En Una luna..., el narrador Caparrós se permite opinar, mostrar su enojo ante la situación que enfrenta Natalia, una historia que más adelante en el libro motivará una crítica a la prostitución en Europa. Mientras que la edición de la palabra del otro, mediante entrecomillados o diálogos, es una estrategia para incluir la visión aparentemente sin filtro de sus protagonistas, la metaficción es la solución autoral para insertarse en esas historias ajenas, para controlar, hasta cierto punto, la interpretación de los hechos:

¿Qué hago entonces? ¿Empiezo por contarla, como mandan los cánones del buen viejo nuevo periodismo, y después sigo con mi reflexión? ¿La ignoro porque parece demasiado a propósito, casi inventada? ¿Trato de darle verosimilitud con algún dato o detalle que la singularice y complemente? ¿O me armo una pequeña discusión sobre qué hacer y así ya nadie duda de que la historia era real y mis intenciones las mejores? (159)

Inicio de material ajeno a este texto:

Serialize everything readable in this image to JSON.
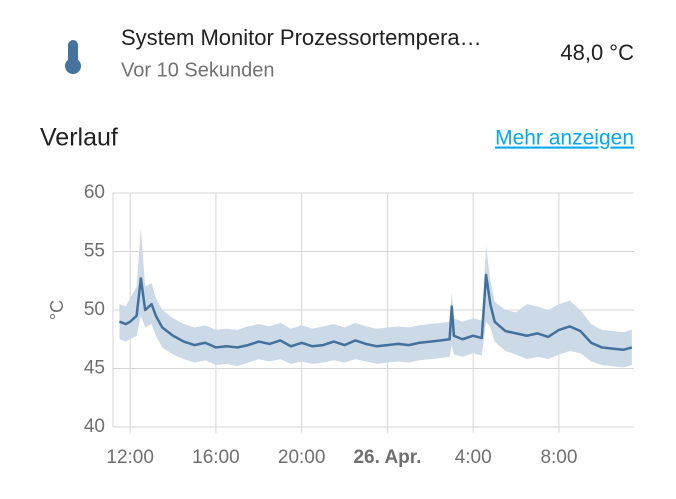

Esta estrategia es utilizada con frecuencia en narrativas de no ficción en las que el narrador-periodista se autorrepresenta escribiendo en tiempo real sobre lo que observa a su alrededor. Desde la mesa de un café parisino, por ejemplo, Caparrós-narrador trata de recordar una entrevista que había realizado un mes antes a un pandillero en El Salvador: “Trato de pensar cómo era todo hace unos días, cuando estaba sentado en el coche de un pandillero salvadoreño, estacionado en la puerta de su casa de un barrio duro, nueve, diez de la noche, y él me hablaba y pasaban las sombras a los lados” (88). En este y otros momentos del viaje se exhibe la dislocación del cronista: el lugar de la escritura casi nunca es el mismo que el lugar de los hechos. Ciudadano global, el narrador de Una luna. ha abandonado ya cualquier intento de controlar la historia; no puede convertir el testimonio de los otros, ni sus propios recuerdos, en una narrativa coherente y verosímil.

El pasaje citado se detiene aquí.